An mehr als 85 Standorten in Deutschland werden derzeit industrielle 5G-Campusnetze im Frequenzbereich 3,7 bis 3,8GHz erprobt. Dies zeige das große Potenzial und unterstreiche die Chance, Deutschland zu einem Leitmarkt und Leitanbieter für industrielle mobilfunkbasierte Anwendungen zu entwickeln, so die Verbände.

Lokale Campusnetzwerke sollen Unternehmen die vollständige Kontrolle über die eigenen Daten, eine maßgeschneiderte Abdeckung des Firmengeländes sowie eine von bestehenden Netzwerken unabhängige Netzwerk-Implementierung ermöglichen. Damit eröffne sich ein enormes Potenzial für technologische Entwicklung und Innovation in Deutschland, so die Verbände weiter. Unternehmen haben durch den Einsatz von Campusnetzen die Möglichkeit, ihre 5G-Mobilfunknetze selbst aufzubauen und zu betreiben oder über öffentliche Netzbetreiber und die Netzausrüsterindustrie zu planen und betreiben zu lassen. Aus Sicht der Industrieverbände VCI, VDA, VDMA und ZVEI ist dieser Wettbewerb im Bereich der 5G-Netze ein wichtiger Schritt für die erfolgreiche Etablierung der 5G-Technologie in Deutschland.

Wichtiger Baustein

„Im Maschinen- und Anlagebau sind 5G-Campusnetze im Zusammenspiel mit einer Edge Cloud ein wichtiger Baustein für neue technische Lösungen mobiler und stationärer Maschinen. Die hohe Sicherheit und geringe Latenzzeiten von 5G-Campusnetzen gepaart mit der Skalierbarkeit von Rechenleistung in der Cloud reduziert drastisch die Entwicklungsaufwände. Gerade Echtzeitapplikationen oder sonstige sehr rechenintensive System, wie z.B. die Bildverarbeitung oder KI-Algorithmen, profitieren hiervon“, so Ansgar Bergmann, Mitglied der VDMA 5G User Group.

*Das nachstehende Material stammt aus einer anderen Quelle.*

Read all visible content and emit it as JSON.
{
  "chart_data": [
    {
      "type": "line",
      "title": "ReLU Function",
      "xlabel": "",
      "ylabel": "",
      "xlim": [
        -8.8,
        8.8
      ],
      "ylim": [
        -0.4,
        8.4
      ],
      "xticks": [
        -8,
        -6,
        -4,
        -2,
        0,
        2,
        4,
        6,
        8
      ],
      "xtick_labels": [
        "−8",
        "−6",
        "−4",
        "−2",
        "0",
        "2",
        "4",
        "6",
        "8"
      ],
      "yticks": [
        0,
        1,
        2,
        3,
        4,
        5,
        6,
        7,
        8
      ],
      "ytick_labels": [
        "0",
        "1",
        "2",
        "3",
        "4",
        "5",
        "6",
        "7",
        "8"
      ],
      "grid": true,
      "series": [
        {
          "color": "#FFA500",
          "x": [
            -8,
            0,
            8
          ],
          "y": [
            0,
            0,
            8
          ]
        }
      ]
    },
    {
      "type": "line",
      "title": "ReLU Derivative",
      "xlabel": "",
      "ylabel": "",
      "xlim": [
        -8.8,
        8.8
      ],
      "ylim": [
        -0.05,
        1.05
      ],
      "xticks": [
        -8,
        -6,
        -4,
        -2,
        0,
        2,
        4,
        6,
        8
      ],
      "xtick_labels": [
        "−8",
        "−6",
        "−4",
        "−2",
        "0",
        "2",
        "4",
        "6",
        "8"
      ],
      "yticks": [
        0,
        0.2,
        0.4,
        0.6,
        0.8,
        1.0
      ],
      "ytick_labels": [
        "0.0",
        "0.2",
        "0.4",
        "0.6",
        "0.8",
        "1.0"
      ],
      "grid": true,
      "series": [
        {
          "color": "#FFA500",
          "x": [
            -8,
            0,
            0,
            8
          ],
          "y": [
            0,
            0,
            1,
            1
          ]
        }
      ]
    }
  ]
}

Martin Schwibach, Gremienmitglied im VCI für Digitalisierung, sieht in 5G-Campusnetzen eine wichtige Voraussetzung, um die digitale Transformation in der Chemiebranche voranzutreiben: „Gemeinsam mit unterschiedlichen Anbietern bauen wir derzeit im Produktionsumfeld eine Testumgebung auf, um 5G in verschiedenen Anwendungsbereichen zu pilotieren. Die gesamte Prozessindustrie betritt mit 5G Neuland. Eine enge Zusammenarbeit mit Partnern ist daher besonders wichtig, um kontinuierlich voneinander zu lernen. So können wir zukünftig das Potenzial der Technologie voll ausschöpfen.“

„Für die Unternehmen der Automobilindustrie ermöglichen 5G-Campusnetzwerke die Vernetzung von Anlagen und Systemen in der Produktion und schaffen somit eine neue, sehr effiziente Form der Flexibilisierung“, so Dr. Joachim Damasky, Geschäftsführer des VDA.